Most Metered Dose Inhaler (MDI) products are formulated as suspensions rather than solutions and this is primarily due to solubility constraints of the active pharmaceutical ingredient/s (API/s) in the hydrofluoroalkane (HFA) based formulations.(1) In order to achieve the desired respirable performance of the product, the input API/s need to be reduced in particle size. This is typically performed by air jet milling, commonly referred to as micronisation. However, micronisation, in addition to the creation of particles of the target size; typically <5μm in diameter, also creates many sub-micron particles as well as amorphous crystal regions. The latter, upon storage, can give rise to agglomerated particles which, if not effectively broken up during MDI manufacture, may adversely affect product performance. The agglomerated particle clusters behave aerodynamically as larger particles and can deposit in the throat instead of being inhaled. Hence formulations in which agglomerates are not properly broken up will exhibit sub-optimal performance which may be manifest in terms of both lowered respirability and more variable dosing behaviour.

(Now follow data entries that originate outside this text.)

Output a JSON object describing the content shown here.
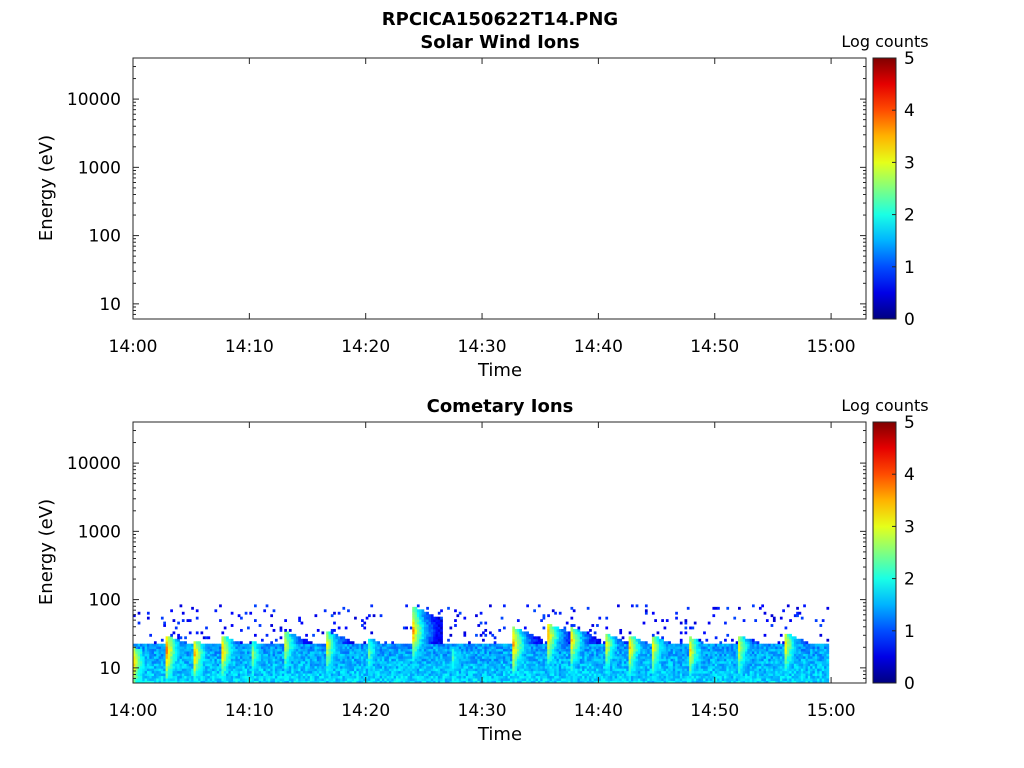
{
  "figure": {
    "title": "RPCICA150622T14.PNG"
  },
  "chart_data": [
    {
      "type": "heatmap",
      "title": "Solar Wind Ions",
      "xlabel": "Time",
      "ylabel": "Energy (eV)",
      "x_ticks": [
        "14:00",
        "14:10",
        "14:20",
        "14:30",
        "14:40",
        "14:50",
        "15:00"
      ],
      "xlim_minutes": [
        0,
        63
      ],
      "y_scale": "log",
      "y_ticks": [
        "10",
        "100",
        "1000",
        "10000"
      ],
      "ylim": [
        6,
        40000
      ],
      "colorbar": {
        "label": "Log counts",
        "ticks": [
          "0",
          "1",
          "2",
          "3",
          "4",
          "5"
        ],
        "range": [
          0,
          5
        ],
        "colormap": "jet"
      },
      "spectrogram_pulses": [],
      "data_end_minute": 0,
      "grid": false
    },
    {
      "type": "heatmap",
      "title": "Cometary Ions",
      "xlabel": "Time",
      "ylabel": "Energy (eV)",
      "x_ticks": [
        "14:00",
        "14:10",
        "14:20",
        "14:30",
        "14:40",
        "14:50",
        "15:00"
      ],
      "xlim_minutes": [
        0,
        63
      ],
      "y_scale": "log",
      "y_ticks": [
        "10",
        "100",
        "1000",
        "10000"
      ],
      "ylim": [
        6,
        40000
      ],
      "colorbar": {
        "label": "Log counts",
        "ticks": [
          "0",
          "1",
          "2",
          "3",
          "4",
          "5"
        ],
        "range": [
          0,
          5
        ],
        "colormap": "jet"
      },
      "background_band_eV": [
        6,
        22
      ],
      "background_log_counts": 1.7,
      "spectrogram_pulses": [
        {
          "start_minute": 0.0,
          "peak_log_counts": 3.4,
          "peak_energy_eV": 12,
          "top_energy_eV": 20
        },
        {
          "start_minute": 2.8,
          "peak_log_counts": 3.8,
          "peak_energy_eV": 18,
          "top_energy_eV": 30
        },
        {
          "start_minute": 5.2,
          "peak_log_counts": 3.5,
          "peak_energy_eV": 16,
          "top_energy_eV": 25
        },
        {
          "start_minute": 7.5,
          "peak_log_counts": 3.7,
          "peak_energy_eV": 18,
          "top_energy_eV": 30
        },
        {
          "start_minute": 10.0,
          "peak_log_counts": 3.1,
          "peak_energy_eV": 16,
          "top_energy_eV": 25
        },
        {
          "start_minute": 12.8,
          "peak_log_counts": 3.5,
          "peak_energy_eV": 22,
          "top_energy_eV": 35
        },
        {
          "start_minute": 16.5,
          "peak_log_counts": 3.3,
          "peak_energy_eV": 22,
          "top_energy_eV": 35
        },
        {
          "start_minute": 20.0,
          "peak_log_counts": 2.8,
          "peak_energy_eV": 18,
          "top_energy_eV": 28
        },
        {
          "start_minute": 23.8,
          "peak_log_counts": 4.2,
          "peak_energy_eV": 35,
          "top_energy_eV": 80
        },
        {
          "start_minute": 27.2,
          "peak_log_counts": 2.6,
          "peak_energy_eV": 14,
          "top_energy_eV": 22
        },
        {
          "start_minute": 32.5,
          "peak_log_counts": 3.9,
          "peak_energy_eV": 22,
          "top_energy_eV": 40
        },
        {
          "start_minute": 35.5,
          "peak_log_counts": 3.8,
          "peak_energy_eV": 30,
          "top_energy_eV": 45
        },
        {
          "start_minute": 37.5,
          "peak_log_counts": 3.6,
          "peak_energy_eV": 25,
          "top_energy_eV": 40
        },
        {
          "start_minute": 40.5,
          "peak_log_counts": 3.3,
          "peak_energy_eV": 22,
          "top_energy_eV": 32
        },
        {
          "start_minute": 42.5,
          "peak_log_counts": 3.6,
          "peak_energy_eV": 20,
          "top_energy_eV": 30
        },
        {
          "start_minute": 44.5,
          "peak_log_counts": 3.4,
          "peak_energy_eV": 20,
          "top_energy_eV": 30
        },
        {
          "start_minute": 47.8,
          "peak_log_counts": 3.2,
          "peak_energy_eV": 18,
          "top_energy_eV": 28
        },
        {
          "start_minute": 52.0,
          "peak_log_counts": 3.0,
          "peak_energy_eV": 20,
          "top_energy_eV": 30
        },
        {
          "start_minute": 56.0,
          "peak_log_counts": 3.2,
          "peak_energy_eV": 22,
          "top_energy_eV": 32
        }
      ],
      "data_end_minute": 59.8,
      "grid": false
    }
  ]
}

This paper compares the use of conventional high shear mixing processing employing the rotor/stator principle, with a new process using powerful ultrasonic probes to effect de-agglomeration during MDI formulation manufacture. Malvern laser diffraction and Andersen Cascade impactor data are presented to show that ultrasonic probe processing can give rise to MDI product with a greater degree of dispersion and higher respirability than product made using conventional high shear mixing.(2)
Finally, data demonstrating successful employment of the sonic probe approach at the pilot manufacturing scale are shown, where a bulk concentrate was processed and monitored over time until full dispersion was complete.